How to open a savings account for my child?

Some banks and financial institutions allow parents to open a bank account for their child as soon as it is born, and start depositing funds to go towards the child’s future.

Children’s savings accounts generally don’t have fees, and are structured to help develop positive financial habits by limiting withdrawals, encouraging regular deposits, and earning interest on the savings, similarly to standard savings accounts.

Who has the highest interest rates for savings accounts?

As banks frequently change their rates, the most accurate way to know who currently has the highest interest rate is to use a savings account comparison tool.

Can you set up direct debits from a savings account?
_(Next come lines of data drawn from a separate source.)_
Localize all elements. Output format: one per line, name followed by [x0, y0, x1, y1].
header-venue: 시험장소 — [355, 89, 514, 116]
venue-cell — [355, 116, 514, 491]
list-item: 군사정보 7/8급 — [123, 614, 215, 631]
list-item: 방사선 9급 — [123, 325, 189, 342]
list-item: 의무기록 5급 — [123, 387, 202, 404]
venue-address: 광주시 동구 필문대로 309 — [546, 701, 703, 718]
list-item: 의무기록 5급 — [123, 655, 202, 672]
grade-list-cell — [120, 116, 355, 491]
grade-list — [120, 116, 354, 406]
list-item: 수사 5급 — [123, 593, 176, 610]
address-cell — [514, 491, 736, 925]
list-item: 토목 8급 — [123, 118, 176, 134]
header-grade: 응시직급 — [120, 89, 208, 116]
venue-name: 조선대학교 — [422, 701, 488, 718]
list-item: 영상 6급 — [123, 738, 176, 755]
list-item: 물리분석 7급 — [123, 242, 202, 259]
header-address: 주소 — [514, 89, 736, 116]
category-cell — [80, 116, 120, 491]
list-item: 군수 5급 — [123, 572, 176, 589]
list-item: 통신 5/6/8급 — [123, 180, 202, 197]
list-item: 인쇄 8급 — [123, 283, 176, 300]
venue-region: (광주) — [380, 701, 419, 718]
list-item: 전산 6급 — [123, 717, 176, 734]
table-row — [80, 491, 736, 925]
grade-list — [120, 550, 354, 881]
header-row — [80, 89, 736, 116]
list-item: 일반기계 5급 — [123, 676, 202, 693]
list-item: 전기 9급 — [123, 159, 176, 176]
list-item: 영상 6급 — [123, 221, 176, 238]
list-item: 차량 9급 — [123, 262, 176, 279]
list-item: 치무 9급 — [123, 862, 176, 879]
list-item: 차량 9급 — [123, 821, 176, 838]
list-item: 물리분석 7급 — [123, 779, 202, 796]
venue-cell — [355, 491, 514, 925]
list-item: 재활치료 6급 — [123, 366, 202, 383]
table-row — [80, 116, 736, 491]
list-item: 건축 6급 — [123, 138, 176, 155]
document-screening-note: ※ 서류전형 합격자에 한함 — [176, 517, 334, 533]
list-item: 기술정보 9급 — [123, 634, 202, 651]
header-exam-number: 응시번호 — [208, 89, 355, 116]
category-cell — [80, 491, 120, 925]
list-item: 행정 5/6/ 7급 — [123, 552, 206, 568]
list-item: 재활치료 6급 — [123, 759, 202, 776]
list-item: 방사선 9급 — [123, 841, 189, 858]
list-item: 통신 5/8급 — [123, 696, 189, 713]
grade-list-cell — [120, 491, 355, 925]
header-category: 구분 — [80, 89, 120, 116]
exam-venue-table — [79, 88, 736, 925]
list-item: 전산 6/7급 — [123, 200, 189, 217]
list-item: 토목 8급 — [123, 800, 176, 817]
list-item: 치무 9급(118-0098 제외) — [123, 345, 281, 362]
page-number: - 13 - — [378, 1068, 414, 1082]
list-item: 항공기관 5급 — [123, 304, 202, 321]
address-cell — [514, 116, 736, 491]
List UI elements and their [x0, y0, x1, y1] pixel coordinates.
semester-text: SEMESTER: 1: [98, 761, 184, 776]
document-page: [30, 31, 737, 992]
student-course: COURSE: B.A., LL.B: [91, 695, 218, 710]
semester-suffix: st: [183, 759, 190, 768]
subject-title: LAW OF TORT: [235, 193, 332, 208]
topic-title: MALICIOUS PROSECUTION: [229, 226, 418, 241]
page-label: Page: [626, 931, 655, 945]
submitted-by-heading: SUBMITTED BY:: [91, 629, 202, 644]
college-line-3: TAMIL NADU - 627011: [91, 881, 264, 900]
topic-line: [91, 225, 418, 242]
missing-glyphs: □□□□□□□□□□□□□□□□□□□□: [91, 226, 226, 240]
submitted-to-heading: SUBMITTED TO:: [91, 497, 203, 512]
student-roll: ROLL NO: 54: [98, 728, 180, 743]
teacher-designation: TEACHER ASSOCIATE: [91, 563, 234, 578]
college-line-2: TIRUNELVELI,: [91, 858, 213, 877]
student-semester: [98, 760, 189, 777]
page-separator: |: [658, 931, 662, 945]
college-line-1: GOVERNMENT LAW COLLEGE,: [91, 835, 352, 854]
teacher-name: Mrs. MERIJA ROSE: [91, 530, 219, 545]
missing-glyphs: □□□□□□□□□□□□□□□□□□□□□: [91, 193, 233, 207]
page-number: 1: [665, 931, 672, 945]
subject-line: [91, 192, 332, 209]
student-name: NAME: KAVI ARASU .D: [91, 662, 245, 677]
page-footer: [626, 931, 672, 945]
It’s not usually possible to set up a direct debit from your savings account to cover ongoing expenses or bills, as savings accounts are structured around growing your wealth by earning interest on regular deposits, and discouraging withdrawals.

Some transaction accounts allow you to set up direct debits and also earn interest, though you may not enjoy as much flexibility as a dedicated transaction account, or get as high an interest rate as a dedicated savings account.

Can you set up a savings account online?

Yes. Several large and small banks offer online applications for savings accounts, and there are also online-only financial institutions to consider.

Online-only savings accounts are often less expensive than other savings accounts, though they may not offer the same flexibility, features, or face-to-face service as more traditional savings accounts.

How do I open a savings account?

Opening a savings account is a relatively simple process. If you’ve found an account with a suitable interest rate, you’ll just need to get in contact with your chosen lender via a branch, phone call or hop online to begin the process. 

You may be required to provide:

  • Personal details, including identification (driver’s license, passport etc.)
  • Tax file number
  • Employment details

How to make money with a savings account?

Savings accounts make you money by earning interest on your savings. The more money you deposit, the longer you leave it in the account, and the higher the account’s interest rate, the more interest you’ll be paid by the bank or financial institution, and the more your wealth will grow.

To make sure your savings account makes money and doesn’t lose money, it’s important to maintain a large enough minimum balance that the annual interest earned exceeds any annual fees charged on the account.

How much money should I have in my savings account?

A good rule of thumb when working out a minimum balance for your savings account is to make sure that you’ll earn more in annual interest on your savings than what you’ll be charged in annual fees.

If you’re saving with a specific goal in mind, prepare a budget so the interest you earn on your deposits will help you efficiently reach this goal. Online financial calculators may be helpful here.

How does interest work on savings accounts?

The type of interest savings accounts accrues is called compound interest. Compound interest is interest paid on the initial deposit amount, as well as the accumulated interest on money you have. This is different from simple interest where interest is paid at the end of a specified term. Compound interest allows you to earn interest on interest at a higher frequency. 

Example: John deposits $10,000 into a savings account with an interest rate of 5 per cent that he leaves untouched for 10 years. At the end of the first year he will have $10,512 in savings. After ten years, he will have saved $16,470.